257.4
Size Upswings of Cities and Polities: Comparisons of World-Systems Since the Bronze Age

Thursday, 14 July 2016
Location: Hörsaal 30 (Main Building)
Distributed Paper
Christopher CHASE-DUNN, Sociology, University of California-Riverside, riverside, CA, USA
Hiroko INOUE, University of California, Berkeley, USA
This study examines growth and decline phases of cities and polities (states and empires) since 1500 BCE in order to test explanations of the evolution of complexity and hierarchy in world-systems.  World history has long recognized that the population sizes of largest cities as well as the territorial sizes of largest polities go through cyclical growth and decline phases. It has been found that urban and polity upsweeps (large changes in scale) are correlated in time.
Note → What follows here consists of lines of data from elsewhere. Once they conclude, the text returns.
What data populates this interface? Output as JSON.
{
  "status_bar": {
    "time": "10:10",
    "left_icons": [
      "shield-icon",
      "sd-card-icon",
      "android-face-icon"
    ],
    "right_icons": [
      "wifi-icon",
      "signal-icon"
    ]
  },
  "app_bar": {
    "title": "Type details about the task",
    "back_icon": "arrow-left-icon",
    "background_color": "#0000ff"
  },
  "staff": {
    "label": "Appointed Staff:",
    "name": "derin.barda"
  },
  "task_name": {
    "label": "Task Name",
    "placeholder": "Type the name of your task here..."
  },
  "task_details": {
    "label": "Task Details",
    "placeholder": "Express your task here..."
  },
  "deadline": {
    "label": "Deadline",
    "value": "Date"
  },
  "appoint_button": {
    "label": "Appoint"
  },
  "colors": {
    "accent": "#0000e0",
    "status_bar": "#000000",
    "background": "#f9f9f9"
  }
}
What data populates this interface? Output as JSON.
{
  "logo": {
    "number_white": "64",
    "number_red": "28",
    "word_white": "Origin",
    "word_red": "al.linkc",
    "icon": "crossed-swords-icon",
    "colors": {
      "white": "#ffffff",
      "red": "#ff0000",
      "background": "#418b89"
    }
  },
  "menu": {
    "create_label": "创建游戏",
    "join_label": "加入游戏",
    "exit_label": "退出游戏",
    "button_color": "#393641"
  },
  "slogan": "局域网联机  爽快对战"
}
But the number of these instances of large-scale change (upsweeps) is limited to about 40. Far more numerous are the smaller upswings in which the sizes of the largest city or polity increases but is not significantly larger than earlier increases. This study will examine these upswings and will compare them with upsweeps in ten world regions (Europe, Southwest Asia, Africa, Central Asia and Siberia, East Asia, South Asia, Southeast Asia, Oceania, North and Central America, and South America and Caribbean) since the Bronze Age. We will also use political/military interaction networks as units of comparison and analysis.  And we will examine the temporal relationships between urban and polity upswings and such potential causes of upswings and upsweeps as warfare and trade and the hierarchical or decentralized structure of interaction networks.